Turning "Together Toward the Lord"
By Father Kevin M. Cusick
The futile closed circle of therapeutic naval-gazing hangs on like an overused joke in a few places still, one of them being the Church. The priest and people facing each other during the entire liturgy is a vestige of the illegitimate seizure and subjection of 2,000-year-old liturgical development by primitivist vandals in the post-Vatican period. The only thing this unscholarly lot left undone was to demand the liturgy be celebrated in Aramaic.
More and more young people are creating a buzz about ad orientem worship, in which the priest and people turn toward the Lord together during the Eucharistic prayer, in a renewed push to recover the sacred and cast off the tired and broken stereotypes of the 60’s. One of the places where this buzz is evident is among the numerous educated and loquacious young Catholics on the blogosphere, Facebook, Twitter and other social media.
The internet ferment ranges from popular images of priests offering the liturgy at the high altar to quotes from Chapter 3 of Pope Benedict (Cardinal Ratzinger) in The Spirit of the Liturgy:
“The turning of the priest towards the people has turned the community into a self-enclosed circle. In its outward form, it no longer opens out on what lies ahead and above, but is closed in on itself. The common turning towards the East was not a 'celebration towards the wall'; it did not mean that the priest 'had his back to the people': the priest himself was not regarded as so important. For just as the congregation in the synagogue looked together toward Jerusalem, so in the Christian liturgy the congregation looked together 'towards the Lord.'"
"As one of the Fathers of Vatican II’s Constitution on the Liturgy, J. A. Jungmann, put it, it was much more a question of priest and people facing in the same direction, knowing that together they were in a procession towards the Lord. They did not close themselves into a circle, they did not gaze at one another, but as the pilgrim People of God they set off for the Oriens, for the Christ who comes to meet us.”
Beside the fact that primitivism has been condemned by the Church’s Magisterium, there is this to say about a blind reaching only for what is most ancient without regard to other criteria:
“On the other hand, it is important and necessary to see that we cannot take as our norm the ancient in itself and as such, nor must we automatically write off later developments as alien to the original form of the liturgy. There can be a thoroughly living kind of development in which a seed at the origin of something ripens and bears fruit. We shall have to come back to this idea in a moment. But in our case, as we have said, what is at issue is not a romantic escape into antiquity, but a recovery of something essential, in which Christian liturgy expresses its permanent orientation.

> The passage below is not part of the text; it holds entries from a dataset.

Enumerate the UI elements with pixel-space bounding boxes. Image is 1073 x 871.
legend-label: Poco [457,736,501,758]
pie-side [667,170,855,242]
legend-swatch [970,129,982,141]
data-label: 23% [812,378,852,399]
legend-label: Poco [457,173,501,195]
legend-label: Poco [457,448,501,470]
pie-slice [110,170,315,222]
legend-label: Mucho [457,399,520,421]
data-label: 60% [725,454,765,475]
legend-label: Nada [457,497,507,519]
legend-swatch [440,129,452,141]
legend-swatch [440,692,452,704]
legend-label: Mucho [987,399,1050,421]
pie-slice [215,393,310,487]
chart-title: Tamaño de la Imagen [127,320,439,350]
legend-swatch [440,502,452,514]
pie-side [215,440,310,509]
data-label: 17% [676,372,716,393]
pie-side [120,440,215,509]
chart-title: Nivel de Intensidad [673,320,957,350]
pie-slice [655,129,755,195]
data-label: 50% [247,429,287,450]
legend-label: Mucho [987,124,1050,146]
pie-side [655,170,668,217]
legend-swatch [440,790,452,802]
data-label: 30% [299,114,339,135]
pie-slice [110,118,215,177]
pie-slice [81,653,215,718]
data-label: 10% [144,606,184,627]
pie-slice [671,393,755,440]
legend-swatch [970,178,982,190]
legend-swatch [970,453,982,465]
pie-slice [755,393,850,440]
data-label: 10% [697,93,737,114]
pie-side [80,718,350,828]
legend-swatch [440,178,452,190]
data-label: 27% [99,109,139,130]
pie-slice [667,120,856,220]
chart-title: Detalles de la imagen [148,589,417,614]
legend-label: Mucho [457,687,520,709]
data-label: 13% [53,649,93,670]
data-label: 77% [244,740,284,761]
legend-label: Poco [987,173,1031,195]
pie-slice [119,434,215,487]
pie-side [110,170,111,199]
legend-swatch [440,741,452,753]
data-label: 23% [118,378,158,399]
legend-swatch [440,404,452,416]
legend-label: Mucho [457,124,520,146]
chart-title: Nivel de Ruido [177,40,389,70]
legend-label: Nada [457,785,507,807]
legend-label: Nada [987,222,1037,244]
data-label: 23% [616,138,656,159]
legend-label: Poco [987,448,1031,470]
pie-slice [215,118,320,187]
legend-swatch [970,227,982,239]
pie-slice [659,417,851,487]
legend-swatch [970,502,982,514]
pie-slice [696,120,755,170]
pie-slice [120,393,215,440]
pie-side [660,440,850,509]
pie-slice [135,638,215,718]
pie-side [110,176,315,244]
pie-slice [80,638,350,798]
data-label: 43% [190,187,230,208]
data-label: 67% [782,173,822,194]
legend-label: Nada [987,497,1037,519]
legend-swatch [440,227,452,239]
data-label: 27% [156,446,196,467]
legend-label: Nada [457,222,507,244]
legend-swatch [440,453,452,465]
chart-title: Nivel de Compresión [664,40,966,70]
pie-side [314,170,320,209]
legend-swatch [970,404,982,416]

"Of course, Häussling thinks that turning to the east, toward the rising sun, is something that nowadays we just cannot bring into the liturgy. Is that really the case? Are we today really hopelessly huddled in our own little circle? Is it not important, precisely today, to find room for the dimension of the future, for hope in the Lord who is to come again, to recognize again, indeed to live, the dynamism of the new creation as an essential form of the liturgy?”
A people without a future, a movement without “movement” does not promise life and closes off hope. This important aspect of the living liturgy which starts with Christ and ends with Him, the Alpha and the Omega, cannot serve its intended purpose as the nourishment of living Faith.
“But, Father,” some people say, “we like to see what you are doing during the Mass.” I wonder if these are the same folks who complain because they think that every Mass is the same.
Pope Benedict has this to say about the fact that there is One whom we should face together, including the priest:
“On the other hand, a common turning to the East during the Eucharistic Prayer remains essential. This is not a case of something accidental, but of what is essential. Looking at the priest has no importance. What matters is looking together at the Lord. It is not now a question of dialogue, but of common worship, of setting off towards the One who is to come. What corresponds with the reality of what is happening is not the closed circle, but the common movement forward expressed in a common direction for prayer.”
In our time of abundant information, of news good and bad about the Church and her members, is there any need more urgent than to emphasize that Jesus Christ alone is Lord and Savior of every human person, and that our priests need to prioritize prayer, their own as well as that of the people gathered for the liturgy?
Our faithful young people with their zest for life and instinct for its beauty will no doubt help to lead us in this journey “toward the Lord” for many years into the future.